The agreement was signed by Minister of Planning and International Cooperation Ibrahim Sayf on behalf of the Jordanian government and by World Bank director for the Middle East and North Africa, Farid Belhaj.
Sayf stressed the importance of the World Bank in helping Jordan cope with this crisis, as well as other issues. He said Jordan viewed the World Bank as a strategic partner in advancing economic development and achieving Jordan’s national interests. He added that this loan was part of the World Bank efforts to help Jordan deal with economic challenges and pressures that resulted from current regional issues, especially the situation in Syria.

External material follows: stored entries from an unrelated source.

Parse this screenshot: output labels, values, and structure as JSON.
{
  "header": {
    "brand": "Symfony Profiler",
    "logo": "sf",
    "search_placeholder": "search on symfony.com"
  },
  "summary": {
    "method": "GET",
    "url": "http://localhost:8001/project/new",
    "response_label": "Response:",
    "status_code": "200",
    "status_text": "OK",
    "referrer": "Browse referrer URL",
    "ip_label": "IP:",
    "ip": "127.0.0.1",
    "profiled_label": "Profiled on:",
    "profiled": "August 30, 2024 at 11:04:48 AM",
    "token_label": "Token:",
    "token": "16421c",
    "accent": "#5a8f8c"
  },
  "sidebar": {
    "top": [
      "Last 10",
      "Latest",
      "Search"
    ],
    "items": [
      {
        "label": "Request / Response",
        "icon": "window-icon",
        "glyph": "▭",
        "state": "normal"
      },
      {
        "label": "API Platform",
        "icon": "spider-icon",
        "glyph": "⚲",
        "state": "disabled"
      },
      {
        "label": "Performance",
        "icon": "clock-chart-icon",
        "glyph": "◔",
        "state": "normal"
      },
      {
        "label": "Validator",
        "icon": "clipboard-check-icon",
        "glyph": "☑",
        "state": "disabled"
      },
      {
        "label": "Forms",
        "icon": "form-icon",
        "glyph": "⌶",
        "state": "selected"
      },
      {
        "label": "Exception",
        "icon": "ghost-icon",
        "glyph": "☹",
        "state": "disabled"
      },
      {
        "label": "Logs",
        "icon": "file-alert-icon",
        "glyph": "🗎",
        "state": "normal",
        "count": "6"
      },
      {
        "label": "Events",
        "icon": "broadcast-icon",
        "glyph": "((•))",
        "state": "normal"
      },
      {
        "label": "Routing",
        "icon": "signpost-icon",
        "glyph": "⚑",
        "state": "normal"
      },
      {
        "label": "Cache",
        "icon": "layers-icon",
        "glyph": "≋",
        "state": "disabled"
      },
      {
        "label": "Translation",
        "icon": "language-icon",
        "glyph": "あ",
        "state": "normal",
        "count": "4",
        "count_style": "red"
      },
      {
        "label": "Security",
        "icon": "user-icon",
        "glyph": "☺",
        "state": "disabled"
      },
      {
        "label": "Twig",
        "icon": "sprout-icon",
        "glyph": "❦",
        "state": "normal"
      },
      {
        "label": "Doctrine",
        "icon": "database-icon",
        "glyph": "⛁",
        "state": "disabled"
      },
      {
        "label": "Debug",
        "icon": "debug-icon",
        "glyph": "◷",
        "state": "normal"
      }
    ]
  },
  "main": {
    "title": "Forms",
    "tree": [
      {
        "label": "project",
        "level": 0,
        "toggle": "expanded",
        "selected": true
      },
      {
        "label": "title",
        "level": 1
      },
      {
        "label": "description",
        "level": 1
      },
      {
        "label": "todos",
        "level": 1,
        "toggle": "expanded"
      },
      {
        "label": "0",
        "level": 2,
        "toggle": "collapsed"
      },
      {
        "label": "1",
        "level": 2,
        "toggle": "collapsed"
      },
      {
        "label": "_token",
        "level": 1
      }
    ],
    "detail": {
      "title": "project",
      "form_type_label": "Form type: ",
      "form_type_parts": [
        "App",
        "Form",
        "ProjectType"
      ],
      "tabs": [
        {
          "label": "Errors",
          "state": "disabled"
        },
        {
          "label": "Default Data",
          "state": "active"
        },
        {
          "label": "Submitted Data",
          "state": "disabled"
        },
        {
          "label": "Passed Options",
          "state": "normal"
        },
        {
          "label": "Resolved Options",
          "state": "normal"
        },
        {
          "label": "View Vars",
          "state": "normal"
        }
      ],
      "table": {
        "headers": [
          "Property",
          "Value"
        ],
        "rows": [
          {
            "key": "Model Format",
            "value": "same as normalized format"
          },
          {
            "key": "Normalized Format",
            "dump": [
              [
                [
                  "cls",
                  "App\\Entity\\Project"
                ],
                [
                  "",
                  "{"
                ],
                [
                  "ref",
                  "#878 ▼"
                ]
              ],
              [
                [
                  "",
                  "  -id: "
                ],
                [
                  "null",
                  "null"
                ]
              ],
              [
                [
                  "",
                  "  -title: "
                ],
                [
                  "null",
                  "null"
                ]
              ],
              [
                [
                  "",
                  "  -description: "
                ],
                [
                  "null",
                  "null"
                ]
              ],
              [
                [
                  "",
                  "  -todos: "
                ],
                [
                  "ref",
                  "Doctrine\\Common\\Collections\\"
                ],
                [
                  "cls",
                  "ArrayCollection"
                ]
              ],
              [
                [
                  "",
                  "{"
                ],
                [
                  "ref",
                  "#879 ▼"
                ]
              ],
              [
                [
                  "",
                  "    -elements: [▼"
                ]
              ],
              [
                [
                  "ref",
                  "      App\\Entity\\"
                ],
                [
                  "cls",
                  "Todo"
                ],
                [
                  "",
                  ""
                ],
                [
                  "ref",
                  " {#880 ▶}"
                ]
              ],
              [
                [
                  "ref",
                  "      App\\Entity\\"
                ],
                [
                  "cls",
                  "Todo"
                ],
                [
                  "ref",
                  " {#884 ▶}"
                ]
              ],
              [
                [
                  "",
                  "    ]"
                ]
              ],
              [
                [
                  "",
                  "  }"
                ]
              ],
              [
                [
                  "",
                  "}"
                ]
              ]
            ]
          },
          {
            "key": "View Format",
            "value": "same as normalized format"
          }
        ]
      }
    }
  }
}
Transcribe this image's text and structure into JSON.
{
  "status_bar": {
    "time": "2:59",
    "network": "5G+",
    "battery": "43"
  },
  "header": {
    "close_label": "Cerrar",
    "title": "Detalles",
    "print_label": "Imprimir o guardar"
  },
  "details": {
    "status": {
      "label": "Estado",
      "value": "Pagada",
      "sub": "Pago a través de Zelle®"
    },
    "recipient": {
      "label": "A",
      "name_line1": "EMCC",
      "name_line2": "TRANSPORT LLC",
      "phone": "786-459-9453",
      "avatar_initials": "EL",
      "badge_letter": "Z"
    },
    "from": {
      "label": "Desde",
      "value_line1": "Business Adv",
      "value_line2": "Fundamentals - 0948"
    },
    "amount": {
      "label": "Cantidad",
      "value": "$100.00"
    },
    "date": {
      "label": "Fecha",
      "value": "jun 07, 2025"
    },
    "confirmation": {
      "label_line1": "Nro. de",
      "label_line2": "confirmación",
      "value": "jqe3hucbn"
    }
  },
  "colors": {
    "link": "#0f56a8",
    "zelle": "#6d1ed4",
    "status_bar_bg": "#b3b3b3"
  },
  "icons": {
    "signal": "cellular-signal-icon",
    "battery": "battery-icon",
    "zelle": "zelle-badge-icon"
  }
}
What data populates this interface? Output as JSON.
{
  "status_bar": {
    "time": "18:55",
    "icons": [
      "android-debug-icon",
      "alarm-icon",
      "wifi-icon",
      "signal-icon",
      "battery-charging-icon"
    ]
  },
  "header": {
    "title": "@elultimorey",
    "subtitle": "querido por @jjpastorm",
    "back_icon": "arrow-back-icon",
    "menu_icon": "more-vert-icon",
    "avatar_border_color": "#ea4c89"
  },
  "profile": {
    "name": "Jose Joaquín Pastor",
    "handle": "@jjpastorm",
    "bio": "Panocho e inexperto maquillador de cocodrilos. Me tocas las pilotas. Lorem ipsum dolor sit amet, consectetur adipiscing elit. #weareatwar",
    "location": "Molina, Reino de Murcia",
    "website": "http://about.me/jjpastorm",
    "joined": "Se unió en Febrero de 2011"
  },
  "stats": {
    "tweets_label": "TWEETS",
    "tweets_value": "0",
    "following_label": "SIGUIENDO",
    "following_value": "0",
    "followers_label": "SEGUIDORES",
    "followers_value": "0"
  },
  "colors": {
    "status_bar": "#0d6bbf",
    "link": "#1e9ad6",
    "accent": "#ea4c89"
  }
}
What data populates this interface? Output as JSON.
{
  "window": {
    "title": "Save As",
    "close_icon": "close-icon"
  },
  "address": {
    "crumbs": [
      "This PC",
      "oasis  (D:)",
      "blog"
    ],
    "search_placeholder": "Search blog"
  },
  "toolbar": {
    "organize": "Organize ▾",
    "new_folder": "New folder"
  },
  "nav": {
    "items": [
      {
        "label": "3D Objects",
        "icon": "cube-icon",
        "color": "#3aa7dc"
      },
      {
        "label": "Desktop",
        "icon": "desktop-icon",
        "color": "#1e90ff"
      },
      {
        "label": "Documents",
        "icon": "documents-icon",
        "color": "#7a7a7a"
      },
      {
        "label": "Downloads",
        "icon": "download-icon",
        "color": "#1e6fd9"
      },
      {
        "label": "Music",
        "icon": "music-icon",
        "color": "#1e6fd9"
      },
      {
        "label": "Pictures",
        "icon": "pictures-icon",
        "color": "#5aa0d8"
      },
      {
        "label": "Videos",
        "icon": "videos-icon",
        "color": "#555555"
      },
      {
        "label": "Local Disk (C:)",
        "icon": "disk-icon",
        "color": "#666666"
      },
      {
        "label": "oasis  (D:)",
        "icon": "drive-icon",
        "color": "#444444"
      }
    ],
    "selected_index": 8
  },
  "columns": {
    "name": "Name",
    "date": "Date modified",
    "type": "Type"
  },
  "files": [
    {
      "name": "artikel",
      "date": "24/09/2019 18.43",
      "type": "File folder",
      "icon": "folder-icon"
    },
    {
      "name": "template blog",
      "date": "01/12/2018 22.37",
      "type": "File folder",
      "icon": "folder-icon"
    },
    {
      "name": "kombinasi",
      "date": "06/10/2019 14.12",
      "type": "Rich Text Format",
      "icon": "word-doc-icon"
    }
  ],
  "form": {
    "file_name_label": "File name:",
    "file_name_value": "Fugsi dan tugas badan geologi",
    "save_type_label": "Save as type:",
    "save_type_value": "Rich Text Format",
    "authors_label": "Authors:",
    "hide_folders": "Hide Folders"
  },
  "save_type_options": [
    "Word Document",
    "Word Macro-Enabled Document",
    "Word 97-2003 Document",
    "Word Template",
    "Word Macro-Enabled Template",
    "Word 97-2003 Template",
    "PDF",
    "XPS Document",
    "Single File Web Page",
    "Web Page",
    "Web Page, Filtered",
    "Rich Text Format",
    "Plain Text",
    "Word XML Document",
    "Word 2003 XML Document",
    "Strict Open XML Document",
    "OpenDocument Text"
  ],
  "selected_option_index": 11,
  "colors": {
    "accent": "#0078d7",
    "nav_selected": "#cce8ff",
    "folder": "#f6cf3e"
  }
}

He highlighted the direct and indirect impact of the ongoing problem of receiving Syrian refugees, and providing them with services and humanitarian needs, resulting in a heavy burden on the budget, as well as water, education, health and energy sectors.
Jordan is estimated to be currently home to just over half a million Syrian refugees, compared to a native Jordanian population of 6.5 million.
Belhaj expressed appreciation for the progress made in the implementation of various reform plans in Jordan. He said the World Bank also appreciated Jordan’s efforts in hosting Syrians and the implementation of an open-door policy, but also appreciated the financial difficulties Jordan was going through.
Belhaj emphasized the World Bank’s commitment to provide Jordan with technical and financial aid programs in all fields to enable it to achieve growth and sustainable development, and contribute to strengthening relations between the two parties.
The loan will fund two sectors: health, and government subsidies. In the health sector, the program will fund medicines and vaccinations, and will fund treatment for Jordanians outside the Ministry of Health facilities.
This is related to Jordanians transferred from Ministry of Health facilities to the private sector due to the inability of these facilities to absorb Jordanians because they are overcrowded with Syrians.
The government subsidies program will be aimed at two products. Part of the aid will go to bread, the rest to gas for domestic heating and cooking.
This loan will be a long-term loan with a long period of repayment and a low rate of interest, which is relatively less than those offered by other financial institutions. The loan will be handled by the Ministry of Finance, where 40 percent of the loan will be spent with retrospective effect, to cover expenses caused by the reception of Syrian refugees in Jordan.